Again as in "Rip van Winkle," Irving employs a termagant as the wife of the protagonist, whose voice is overheard by passers-by as she engages in "wordy warfare with her husband," and even blows to his face. So, when Old Scratch informs Tom of a fortune hidden by Captain Kidd, Tom is not inclined to tell his wife about the proposition of "the black man." However, because he is convinced that all he has heard and seen is not an illusion after hearing his wife's announcement that Absalom Crowninshield, the rich buccaneer has died, Tom, whose propensity is toward secretiveness with his wife, instead decides, instead to inform her of his recent experience.
At length she determined to drive the bargain on her own account, and if she succeeded, to keep all the gain to herself....She was many hours absent. When she came back, she was reserved and sullen in her replies.
Tom's wife tells hims that she could not get Old Scratch to come to terms, so she must return with "a propitiatory offering" which she does not disclose. On the next evening she "set off again for the swamp," but she fails to return. Finally, after several days, Tom grows "anxious about the fate of his wife" and his property, so he ventures out to the Indian fort to find both her and the devil.
As night begins to fall, Tom's attention is draw to a tree where "carrion crows" are clamoring. Looking up, he spots a bundle tied in a checkered apron. Tom is encouraged by its sight. believing that it contains the valuables from their home. Quickly Tom climbs the tree, retrieves the bundle, and discovers his wife's heart and liver inside.

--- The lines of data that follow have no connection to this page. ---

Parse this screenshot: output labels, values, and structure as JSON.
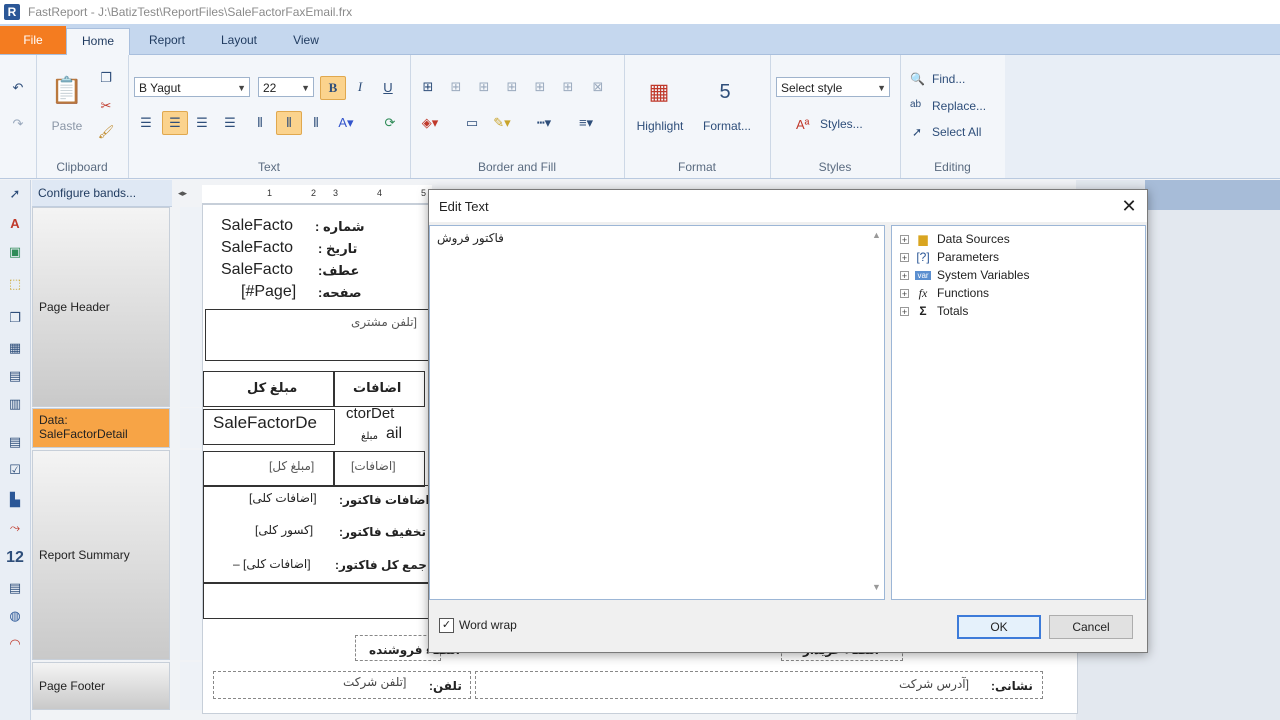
{
  "window": {
    "title": "FastReport - J:\\BatizTest\\ReportFiles\\SaleFactorFaxEmail.frx",
    "app_icon": "R"
  },
  "tabs": [
    {
      "label": "File"
    },
    {
      "label": "Home"
    },
    {
      "label": "Report"
    },
    {
      "label": "Layout"
    },
    {
      "label": "View"
    }
  ],
  "ribbon": {
    "clipboard": {
      "label": "Clipboard",
      "paste": "Paste"
    },
    "text": {
      "label": "Text",
      "font": "B Yagut",
      "size": "22",
      "bold": "B",
      "italic": "I",
      "underline": "U"
    },
    "border": {
      "label": "Border and Fill"
    },
    "format": {
      "label": "Format",
      "highlight": "Highlight",
      "format": "Format..."
    },
    "styles": {
      "label": "Styles",
      "select_style": "Select style",
      "styles": "Styles..."
    },
    "editing": {
      "label": "Editing",
      "find": "Find...",
      "replace": "Replace...",
      "select_all": "Select All"
    }
  },
  "bands": {
    "configure": "Configure bands...",
    "page_header": "Page Header",
    "data": "Data:\nSaleFactorDetail",
    "report_summary": "Report Summary",
    "page_footer": "Page Footer"
  },
  "report": {
    "header_labels": [
      "شماره :",
      "تاریخ :",
      "عطف:",
      "صفحه:"
    ],
    "header_values": [
      "SaleFacto",
      "SaleFacto",
      "SaleFacto",
      "[#Page]"
    ],
    "customer_phone": "[تلفن مشتری",
    "col_total": "مبلغ کل",
    "col_additions": "اضافات",
    "data_field": "SaleFactorDe",
    "data_field2": "ctorDet",
    "data_field3": "ail",
    "data_field4": "مبلغ",
    "sum_total": "[مبلغ کل]",
    "sum_additions": "[اضافات]",
    "factor_additions_label": "اضافات فاکتور:",
    "factor_additions_val": "[اضافات کلی]",
    "factor_discount_label": "تخفیف فاکتور:",
    "factor_discount_val": "[کسور کلی]",
    "factor_total_label": "جمع کل فاکتور:",
    "factor_total_val": "[اضافات کلی] –",
    "seller_sign": "امضاء فروشنده",
    "buyer_sign": "امضاء خریدار",
    "phone_label": "تلفن:",
    "phone_val": "[تلفن شرکت",
    "address_label": "نشانی:",
    "address_val": "[آدرس شرکت"
  },
  "ruler_ticks": [
    "1",
    "2",
    "3",
    "4",
    "5"
  ],
  "dialog": {
    "title": "Edit Text",
    "text": "فاکتور فروش",
    "tree": [
      "Data Sources",
      "Parameters",
      "System Variables",
      "Functions",
      "Totals"
    ],
    "word_wrap": "Word wrap",
    "ok": "OK",
    "cancel": "Cancel"
  },
  "colors": {
    "file_tab": "#f47c20",
    "selected_band": "#f7a446",
    "ok_border": "#3d7bd9"
  }
}
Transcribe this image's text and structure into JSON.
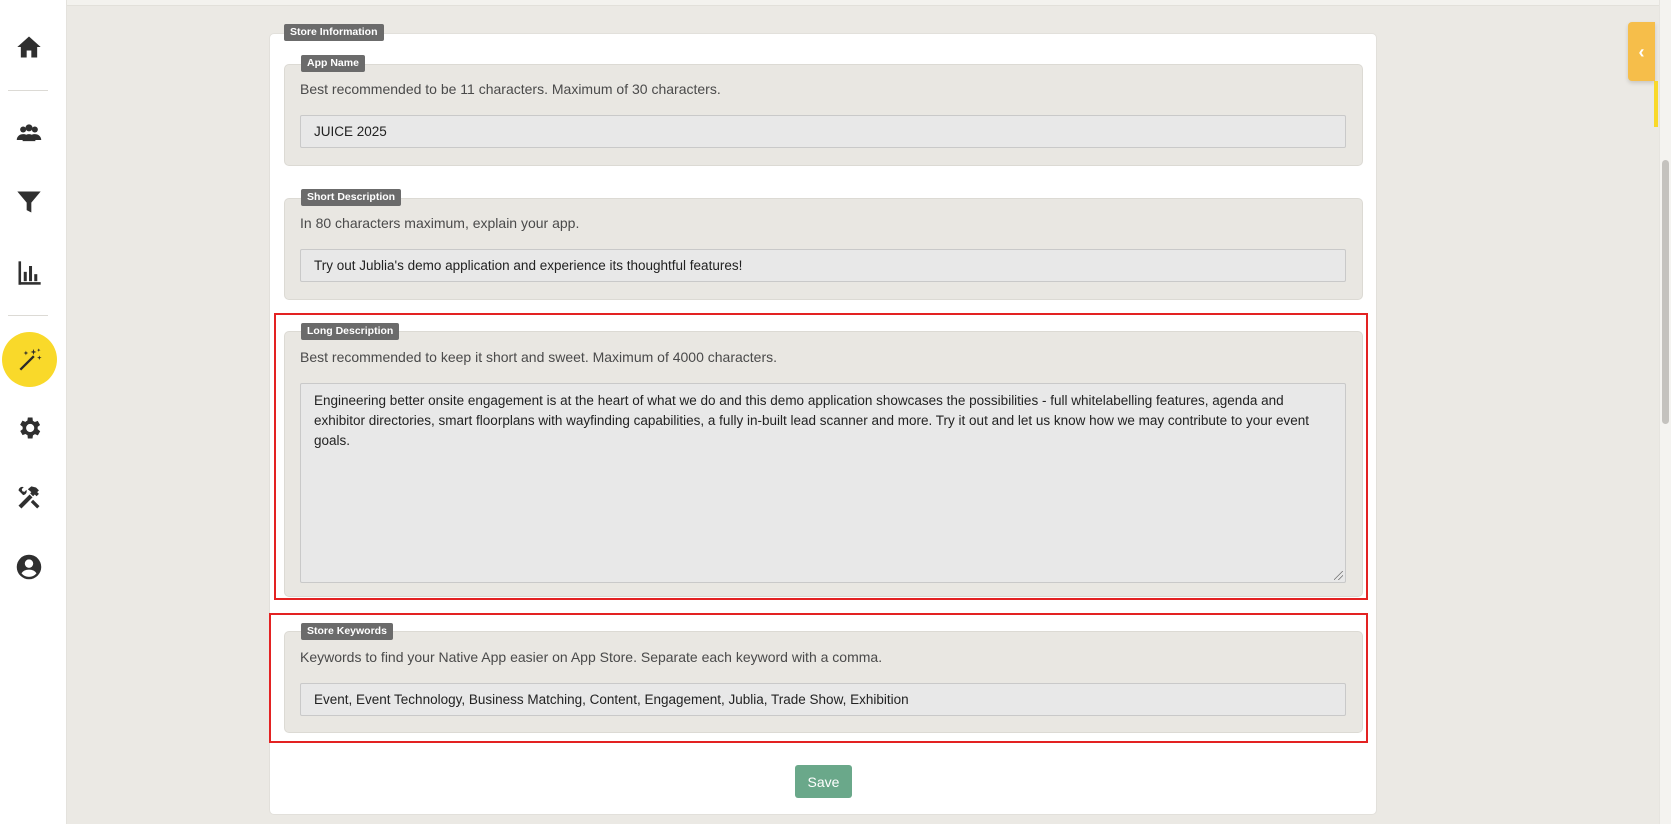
{
  "sidebar": {
    "items": [
      {
        "name": "home",
        "icon": "home-icon"
      },
      {
        "name": "users",
        "icon": "users-icon"
      },
      {
        "name": "filter",
        "icon": "filter-icon"
      },
      {
        "name": "analytics",
        "icon": "bar-chart-icon"
      },
      {
        "name": "app-builder",
        "icon": "magic-wand-icon",
        "active": true
      },
      {
        "name": "settings",
        "icon": "gear-icon"
      },
      {
        "name": "tools",
        "icon": "tools-icon"
      },
      {
        "name": "profile",
        "icon": "user-circle-icon"
      }
    ],
    "active_color": "#f9d92a"
  },
  "store_info": {
    "legend": "Store Information",
    "app_name": {
      "legend": "App Name",
      "hint": "Best recommended to be 11 characters. Maximum of 30 characters.",
      "value": "JUICE 2025"
    },
    "short_description": {
      "legend": "Short Description",
      "hint": "In 80 characters maximum, explain your app.",
      "value": "Try out Jublia's demo application and experience its thoughtful features!"
    },
    "long_description": {
      "legend": "Long Description",
      "hint": "Best recommended to keep it short and sweet. Maximum of 4000 characters.",
      "value": "Engineering better onsite engagement is at the heart of what we do and this demo application showcases the possibilities - full whitelabelling features, agenda and exhibitor directories, smart floorplans with wayfinding capabilities, a fully in-built lead scanner and more. Try it out and let us know how we may contribute to your event goals."
    },
    "store_keywords": {
      "legend": "Store Keywords",
      "hint": "Keywords to find your Native App easier on App Store. Separate each keyword with a comma.",
      "value": "Event, Event Technology, Business Matching, Content, Engagement, Jublia, Trade Show, Exhibition"
    },
    "save_label": "Save"
  },
  "colors": {
    "highlight": "#e32222",
    "save_button": "#6aa88a",
    "side_tab": "#f6be4a"
  }
}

Thinking his wife has tried her usual techniques with Old Scratch and knowing that usually "a female scold is generally considered a match for the Evil" Tom finds evidence of a struggle around the base of the tree.
He shrugged his shoulders and he looked at the signs of a fierce clapperclawing. "Egad," said he to himself. "Old Scratch must have had a tough time of it!"
With ironic humor, Irving writes that Tom consoles himself over the loss of his valuables with the loss of his wife; for, he is relieved to know she is gone. Moreover, he is somewhat grateful to the "black woodsman who had done him a kindness."